Captain Ravindra "Ravi" Vimal Jayewardene (22 April 1936 - 2 April 2017) was a Sri Lankan aviator and sports shooter. He was the son of President J. R. Jayewardene and served as the National Security Adviser in his father's administration.

==Early life==
He was the only child of J. R. Jayewardene and Elina Jayewardene, Ravi was educated at S. Thomas' Preparatory School and at Royal College Colombo.

==Military service==
Avoiding a political career, he joined George Steuart Group after completing school and thereafter joined the volunteer force of the Ceylon Army and following training at the Volunteer Force Training Centre he was commissioned as a Second Lieutenant in the 2nd (V) Ceylon Light Infantry in 1956. He was mobilized for internal security duties and commanded light infantry troops in Panadura during the 1958 Riots. Having been mobilized regularly, he transferred to a regular commission in 1959, but was sent on compulsory leave following the 1962 attempted coup.

He competed in the 50 metre rifle, prone event at the 1964 Summer Olympics. In 1966, he left the army with the rank of Captain.

==Air Ceylon==
Having gained his pilot license from the Ratmalana Flying School, he joined Air Ceylon thereafter. In April 1971, during the JVP Insurrection he was arrested at the Ratmalana Airport by the police on accusations of giving weapons and jungle warfare training to youth associated with the JVP, but was never charged. Following a heart attack, he left Air Ceylon. Leaving the country shortly thereafter, he spent time as a Buddhist monk in Thailand for three years before migrating to Australia where he worked as a mechanic, even after his father was elected Prime Minister.

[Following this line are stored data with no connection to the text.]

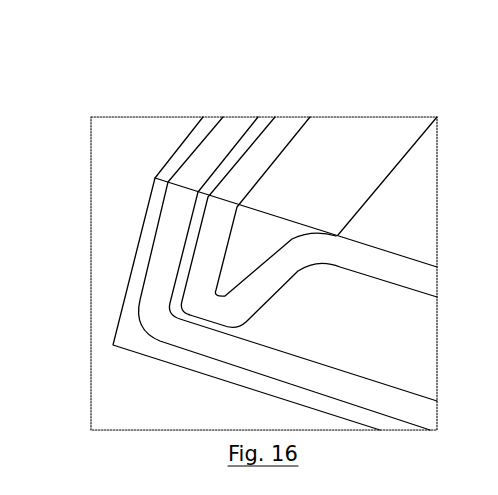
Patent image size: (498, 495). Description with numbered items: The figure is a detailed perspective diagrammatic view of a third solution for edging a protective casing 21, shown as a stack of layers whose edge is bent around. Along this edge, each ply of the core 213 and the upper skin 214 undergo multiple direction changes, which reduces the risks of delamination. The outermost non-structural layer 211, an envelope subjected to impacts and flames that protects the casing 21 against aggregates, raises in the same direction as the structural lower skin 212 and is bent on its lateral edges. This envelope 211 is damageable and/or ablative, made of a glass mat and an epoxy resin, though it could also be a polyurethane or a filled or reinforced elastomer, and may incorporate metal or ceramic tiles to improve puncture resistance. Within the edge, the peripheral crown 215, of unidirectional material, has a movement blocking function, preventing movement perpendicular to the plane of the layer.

The casing 21 is at (232, 248).
The non-structural layer 211 is at (198, 133).
The structural lower skin 212 is at (230, 137).
The core 213 is at (260, 132).
The upper skin 214 is at (278, 130).
The peripheral crown 215 is at (345, 137).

==National Security Adviser==
Following the 1983 riots, he returned to Sri Lanka in 1983 and was appointed National Security Adviser. With the escalation of the Sri Lankan Civil War, with concerns over the presidential security, he formed the elite Special Task Force. He assisted Lalith Athulathmudali, Minister of National Security, in the formation of the Sri Lankan Home Guard to defend border villages that were consistently attacked by the LTTE. He stepped down from his post when his father's term in office ended.

==Later life==
Jaywardene died on 2 April 2017 after a brief illness, aged 80.